We are seeking a talented and motivated Manufacturing Scientist/Engineer to join a Biotech company located in Redwood City. The ideal candidate will play a pivotal role in the development and optimization of manufacturing processes. This position offers an exciting opportunity to contribute to the advancement of cutting-edge treatments aimed at improving and enhancing patient health.
Key Responsibilities:
Develop and optimize manufacturing processes for biologic products, including but not limited to gene therapies, cell-based therapies, and biologics.
Design and execute experiments to characterize critical process parameters (CPPs) and optimize manufacturing processes to ensure product quality, yield, and scalability.
Collaborate cross-functionally with research and development, process development, quality assurance, and regulatory affairs teams to transfer processes from development to manufacturing scale.
Lead technology transfer activities to external manufacturing partners, ensuring seamless transfer of processes and providing technical support as needed.
Establish and maintain manufacturing documentation, including batch records, standard operating procedures (SOPs), and manufacturing instructions, in compliance with regulatory requirements.
Implement process improvements and drive continuous process optimization initiatives to enhance efficiency, productivity, and cost-effectiveness.
Perform risk assessments and troubleshoot manufacturing issues to identify root causes and implement corrective and preventive actions (CAPAs) to ensure uninterrupted supply of product.
Support manufacturing activities, including equipment qualification, validation, and maintenance, to ensure compliance with cGMP regulations and industry standards.
Participate in cross-functional teams to support regulatory filings, including IND submissions, BLA filings, and regulatory inspections.
Stay abreast of advancements in biotechnology, and manufacturing technologies to drive innovation and maintain a competitive edge in the market.
Qualifications:
Bachelor's or Master's degree in biological sciences, chemical engineering, bioengineering, or related field.

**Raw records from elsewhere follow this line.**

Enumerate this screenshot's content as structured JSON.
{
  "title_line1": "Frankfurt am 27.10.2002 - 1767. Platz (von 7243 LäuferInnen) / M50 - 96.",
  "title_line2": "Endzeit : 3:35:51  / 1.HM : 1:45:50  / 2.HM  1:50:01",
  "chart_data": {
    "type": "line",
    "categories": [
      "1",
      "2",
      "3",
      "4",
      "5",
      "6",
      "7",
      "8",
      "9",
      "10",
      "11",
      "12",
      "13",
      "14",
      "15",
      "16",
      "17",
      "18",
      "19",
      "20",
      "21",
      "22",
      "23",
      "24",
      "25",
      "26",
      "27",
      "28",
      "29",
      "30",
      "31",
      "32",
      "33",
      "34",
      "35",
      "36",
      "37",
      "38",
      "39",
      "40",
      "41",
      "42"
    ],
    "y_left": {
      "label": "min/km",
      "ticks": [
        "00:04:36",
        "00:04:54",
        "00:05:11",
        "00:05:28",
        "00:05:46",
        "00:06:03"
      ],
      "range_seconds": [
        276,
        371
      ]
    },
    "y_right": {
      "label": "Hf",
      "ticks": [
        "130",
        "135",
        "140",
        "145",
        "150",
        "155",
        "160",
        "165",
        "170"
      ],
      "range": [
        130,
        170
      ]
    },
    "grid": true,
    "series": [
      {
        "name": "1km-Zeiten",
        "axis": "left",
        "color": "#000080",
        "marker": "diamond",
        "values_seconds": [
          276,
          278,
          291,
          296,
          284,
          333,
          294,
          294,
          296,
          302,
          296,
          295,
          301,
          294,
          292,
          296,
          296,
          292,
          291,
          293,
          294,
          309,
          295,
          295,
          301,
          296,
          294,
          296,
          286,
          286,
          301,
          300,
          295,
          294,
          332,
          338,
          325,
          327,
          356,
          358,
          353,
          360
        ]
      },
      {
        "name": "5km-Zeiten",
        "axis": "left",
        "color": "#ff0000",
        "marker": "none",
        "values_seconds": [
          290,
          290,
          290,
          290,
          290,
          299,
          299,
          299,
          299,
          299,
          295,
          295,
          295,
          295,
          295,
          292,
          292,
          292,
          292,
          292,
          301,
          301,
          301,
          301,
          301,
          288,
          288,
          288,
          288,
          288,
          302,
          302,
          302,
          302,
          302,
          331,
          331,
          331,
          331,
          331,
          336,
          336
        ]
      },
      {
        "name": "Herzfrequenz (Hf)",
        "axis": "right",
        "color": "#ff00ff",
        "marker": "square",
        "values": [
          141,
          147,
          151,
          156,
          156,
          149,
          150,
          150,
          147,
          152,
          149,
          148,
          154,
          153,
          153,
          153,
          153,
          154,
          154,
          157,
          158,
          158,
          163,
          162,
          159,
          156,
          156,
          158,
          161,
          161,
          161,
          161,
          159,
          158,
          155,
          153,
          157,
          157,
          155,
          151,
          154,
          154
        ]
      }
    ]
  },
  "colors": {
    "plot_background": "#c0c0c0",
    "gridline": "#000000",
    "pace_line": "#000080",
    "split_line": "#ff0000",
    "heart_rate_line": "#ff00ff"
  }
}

5+ years of experience in biopharmaceutical manufacturing, process development, or related field, preferably in biologics.
Hands-on experience with upstream and downstream bioprocessing techniques, including cell culture, purification, and aseptic processing.
Strong understanding of cGMP regulations, FDA guidelines, and industry best practices for biologics manufacturing.
Demonstrated ability to design and execute experiments, analyze data, and troubleshoot technical issues independently.
Excellent communication skills and ability to collaborate effectively with cross-functional teams in a fast-paced, dynamic environment.
Experience with technology transfer and external manufacturing is a plus.
Proficiency in statistical analysis software (e.g., JMP, Minitab) and process modeling tools is desirable.
Ability to adapt to changing priorities and handle multiple projects simultaneously while meeting deadlines.